Some of us do not subscribe to the law of the jungle except in its most practical sense, as it applies to inevitability. We are Death’s subjects, not its agents. If born entitled, or raised to that level, we are still only entitled to what we need in order to pass our time on Earth. We are not entitled to drain the well just because our bucket is large. We are not entitled to avert death by using the less fortunate for sustenance.
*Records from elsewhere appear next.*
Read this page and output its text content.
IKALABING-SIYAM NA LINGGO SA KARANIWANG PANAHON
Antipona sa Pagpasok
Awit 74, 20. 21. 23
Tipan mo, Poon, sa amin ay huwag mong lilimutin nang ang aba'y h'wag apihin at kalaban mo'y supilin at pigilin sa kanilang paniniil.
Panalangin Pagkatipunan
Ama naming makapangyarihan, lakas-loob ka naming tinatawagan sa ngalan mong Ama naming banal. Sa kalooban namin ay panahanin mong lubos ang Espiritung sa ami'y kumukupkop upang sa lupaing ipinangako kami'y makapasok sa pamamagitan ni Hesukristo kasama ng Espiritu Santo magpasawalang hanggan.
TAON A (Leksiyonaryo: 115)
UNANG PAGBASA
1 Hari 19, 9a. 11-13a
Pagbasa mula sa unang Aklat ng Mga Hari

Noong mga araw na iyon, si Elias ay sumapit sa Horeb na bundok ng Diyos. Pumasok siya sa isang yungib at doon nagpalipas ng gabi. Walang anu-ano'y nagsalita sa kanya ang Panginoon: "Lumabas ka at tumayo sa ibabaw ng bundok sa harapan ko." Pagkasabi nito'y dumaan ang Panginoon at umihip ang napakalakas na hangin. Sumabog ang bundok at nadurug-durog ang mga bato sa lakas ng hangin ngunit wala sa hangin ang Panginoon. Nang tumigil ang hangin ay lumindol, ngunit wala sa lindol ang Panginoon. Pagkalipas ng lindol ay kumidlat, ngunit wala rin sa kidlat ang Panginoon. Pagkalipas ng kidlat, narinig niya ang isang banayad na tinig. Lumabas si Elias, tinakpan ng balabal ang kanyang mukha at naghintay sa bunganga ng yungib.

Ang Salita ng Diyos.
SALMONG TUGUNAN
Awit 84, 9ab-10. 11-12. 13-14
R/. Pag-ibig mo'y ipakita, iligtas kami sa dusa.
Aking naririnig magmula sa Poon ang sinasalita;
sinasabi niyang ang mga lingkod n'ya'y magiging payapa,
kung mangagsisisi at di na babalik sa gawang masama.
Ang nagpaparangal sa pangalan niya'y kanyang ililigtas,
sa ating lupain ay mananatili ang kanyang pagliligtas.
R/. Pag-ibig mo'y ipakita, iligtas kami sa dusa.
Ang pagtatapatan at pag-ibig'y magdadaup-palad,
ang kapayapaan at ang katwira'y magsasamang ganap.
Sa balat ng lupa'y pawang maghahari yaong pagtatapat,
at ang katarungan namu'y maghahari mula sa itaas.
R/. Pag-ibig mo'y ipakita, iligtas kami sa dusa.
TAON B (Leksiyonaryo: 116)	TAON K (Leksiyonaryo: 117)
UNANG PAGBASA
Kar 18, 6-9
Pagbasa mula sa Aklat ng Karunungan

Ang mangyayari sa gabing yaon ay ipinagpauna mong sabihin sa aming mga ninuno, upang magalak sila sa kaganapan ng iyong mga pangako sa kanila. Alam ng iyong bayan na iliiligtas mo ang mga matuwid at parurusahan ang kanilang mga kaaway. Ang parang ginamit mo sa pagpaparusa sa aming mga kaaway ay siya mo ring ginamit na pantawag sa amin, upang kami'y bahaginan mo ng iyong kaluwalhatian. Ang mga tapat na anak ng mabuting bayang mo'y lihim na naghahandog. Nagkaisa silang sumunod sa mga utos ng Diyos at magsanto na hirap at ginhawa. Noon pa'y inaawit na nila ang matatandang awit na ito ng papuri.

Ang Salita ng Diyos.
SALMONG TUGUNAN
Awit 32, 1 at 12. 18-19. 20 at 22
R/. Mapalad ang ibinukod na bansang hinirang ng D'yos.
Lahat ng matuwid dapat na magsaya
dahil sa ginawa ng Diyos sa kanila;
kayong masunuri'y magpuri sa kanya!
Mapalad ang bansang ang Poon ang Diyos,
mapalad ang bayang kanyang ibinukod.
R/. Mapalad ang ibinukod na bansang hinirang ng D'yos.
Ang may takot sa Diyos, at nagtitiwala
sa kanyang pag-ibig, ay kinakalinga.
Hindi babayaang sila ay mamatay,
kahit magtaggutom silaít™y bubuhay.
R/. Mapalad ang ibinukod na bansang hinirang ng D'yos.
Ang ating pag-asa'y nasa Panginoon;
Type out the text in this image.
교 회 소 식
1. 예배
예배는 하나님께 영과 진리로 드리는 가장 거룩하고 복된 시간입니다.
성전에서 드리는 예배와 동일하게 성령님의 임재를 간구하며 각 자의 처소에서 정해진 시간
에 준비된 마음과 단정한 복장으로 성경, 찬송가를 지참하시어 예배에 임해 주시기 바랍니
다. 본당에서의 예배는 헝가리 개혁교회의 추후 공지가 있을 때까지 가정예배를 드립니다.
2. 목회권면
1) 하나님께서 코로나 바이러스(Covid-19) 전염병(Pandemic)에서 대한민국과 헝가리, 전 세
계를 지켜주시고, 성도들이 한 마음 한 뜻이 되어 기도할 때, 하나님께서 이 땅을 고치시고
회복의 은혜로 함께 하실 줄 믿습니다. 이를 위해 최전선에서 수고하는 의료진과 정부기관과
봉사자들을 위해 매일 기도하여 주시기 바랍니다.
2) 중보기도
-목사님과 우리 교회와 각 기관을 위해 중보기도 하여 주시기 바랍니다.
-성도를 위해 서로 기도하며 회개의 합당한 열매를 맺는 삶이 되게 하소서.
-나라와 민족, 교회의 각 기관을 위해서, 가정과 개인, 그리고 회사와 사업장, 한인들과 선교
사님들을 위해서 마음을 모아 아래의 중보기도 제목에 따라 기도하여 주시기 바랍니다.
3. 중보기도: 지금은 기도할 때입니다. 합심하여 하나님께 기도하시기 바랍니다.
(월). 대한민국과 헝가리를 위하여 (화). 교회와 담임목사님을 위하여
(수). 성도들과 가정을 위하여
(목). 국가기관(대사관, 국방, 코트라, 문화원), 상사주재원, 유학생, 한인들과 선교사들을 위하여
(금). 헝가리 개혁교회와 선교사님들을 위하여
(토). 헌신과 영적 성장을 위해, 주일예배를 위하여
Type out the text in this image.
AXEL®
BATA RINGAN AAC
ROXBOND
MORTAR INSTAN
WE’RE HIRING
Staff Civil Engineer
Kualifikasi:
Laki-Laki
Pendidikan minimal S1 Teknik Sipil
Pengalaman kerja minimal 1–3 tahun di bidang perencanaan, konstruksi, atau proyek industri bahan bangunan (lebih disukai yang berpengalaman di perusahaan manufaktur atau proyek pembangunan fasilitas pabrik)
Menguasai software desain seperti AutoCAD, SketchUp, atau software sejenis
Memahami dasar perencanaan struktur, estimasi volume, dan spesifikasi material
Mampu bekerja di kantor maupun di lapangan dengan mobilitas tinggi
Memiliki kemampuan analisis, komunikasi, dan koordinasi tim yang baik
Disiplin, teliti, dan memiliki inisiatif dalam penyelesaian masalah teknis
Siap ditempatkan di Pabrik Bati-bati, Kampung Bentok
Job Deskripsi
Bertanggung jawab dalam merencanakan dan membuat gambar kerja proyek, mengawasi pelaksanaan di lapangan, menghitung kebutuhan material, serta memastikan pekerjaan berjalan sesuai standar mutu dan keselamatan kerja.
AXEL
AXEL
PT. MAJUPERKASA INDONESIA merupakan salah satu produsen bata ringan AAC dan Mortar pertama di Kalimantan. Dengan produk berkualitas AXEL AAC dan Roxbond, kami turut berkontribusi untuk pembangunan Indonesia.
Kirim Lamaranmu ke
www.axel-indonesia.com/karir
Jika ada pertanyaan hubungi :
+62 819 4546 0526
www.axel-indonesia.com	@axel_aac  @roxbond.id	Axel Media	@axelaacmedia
It has always been the responsibility of the entitled classes to protect the vulnerable, not exploit them. Those who have failed to honor this responsibility in the past eventually reaped the whirlwind and found the roles reversed. But it’s still not a solution. Revolution is not an answer in itself, merely a shifting weight, a rising temperature that converts water to steam and explodes outward. It pops when it pops, under its own motivation and into new forms. Donning the robe of entitlement, the newly risen usually miss the meaning of it, driving society further from its humanist roots. It is society applying pressure to the individual, and the individual resisting, that creates the most havoc in our lives. Society’s answer to social conflict is always for resolution through force; strength in resources versus strength in numbers. This is ultimately how we will end up passing our time, as the fuel to power the engines of our own demise. My parents can’t hear it coming over the din of TV game shows, won’t know it is happening until they are devoured by it. There might have been more productive ways for an aging population to contribute, but we are too busy surviving to seek those out. In keeping company with cannibals, we must eat until we are eaten.